How can I simplify vector analysis and understand the notation better?

[Shackleford]

I'm stuck on both problems. Here's my work thus far. I have no idea he got rtt in (b).

 

[Mark44]

Use the hint. You have r_t, so differentiate it again with respect to t to get r_tt. You'll need to undo your substitution for u to get back into terms of theta. You'll need to use the product rule and then quotient rule. Also d/dt(dtheta/dt) = d^2(theta)/dt^2.

One other thing: you'll need to use the equation r^2 d(theta)/dt = const ==> d(theta)/dt = const/r^2.

I haven't worked it all the way through, but these are the things I would do.

 

[Shackleford]

Use the hint. You have r_t, so differentiate it again with respect to t to get r_tt. You'll need to undo your substitution for u to get back into terms of theta. You'll need to use the product rule and then quotient rule. Also d/dt(dtheta/dt) = d^2(theta)/dt^2.

One other thing: you'll need to use the equation r^2 d(theta)/dt = const ==> d(theta)/dt = const/r^2.

I haven't worked it all the way through, but these are the things I would do.

Is my r_t correct?

dr/d(theta) = [(a e sin(theta))/(1 + e cos(theta))^2 ] d(theta)/dt

I differentiated with respect to t again and didn't get anything close to the r_tt on the sheet. I'll scan it in a few minutes.

 

[Shackleford]

Here's as far as I got.

 

[Mark44]

Is my r_t correct?

dr/d(theta) = [(a e sin(theta))/(1 + e cos(theta))^2 ] d(theta)/dt

I differentiated with respect to t again and didn't get anything close to the r_tt on the sheet. I'll scan it in a few minutes.
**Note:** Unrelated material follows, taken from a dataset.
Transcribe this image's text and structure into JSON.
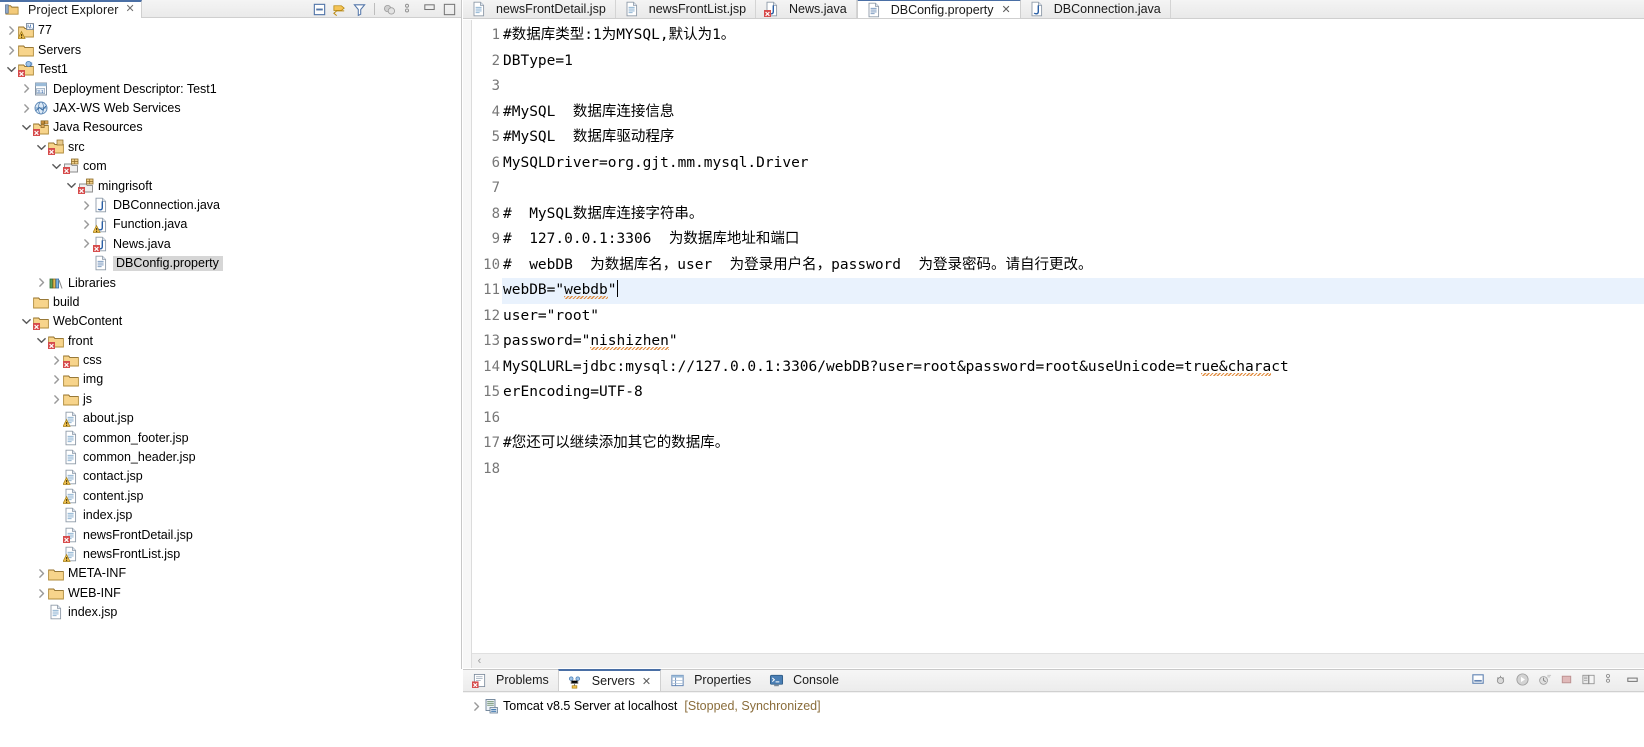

Yes, your r_t looks fine. I'll look over the other part and get back to you.

 

[Mark44]

On second thought, even though your work was fine, I don't think what you're doing is the way to go about this problem. Let's look at the a part, since you said you were stuck on it, too. From Kepler's 2nd law, we have theta_t = K/r², where K is the constant referred to.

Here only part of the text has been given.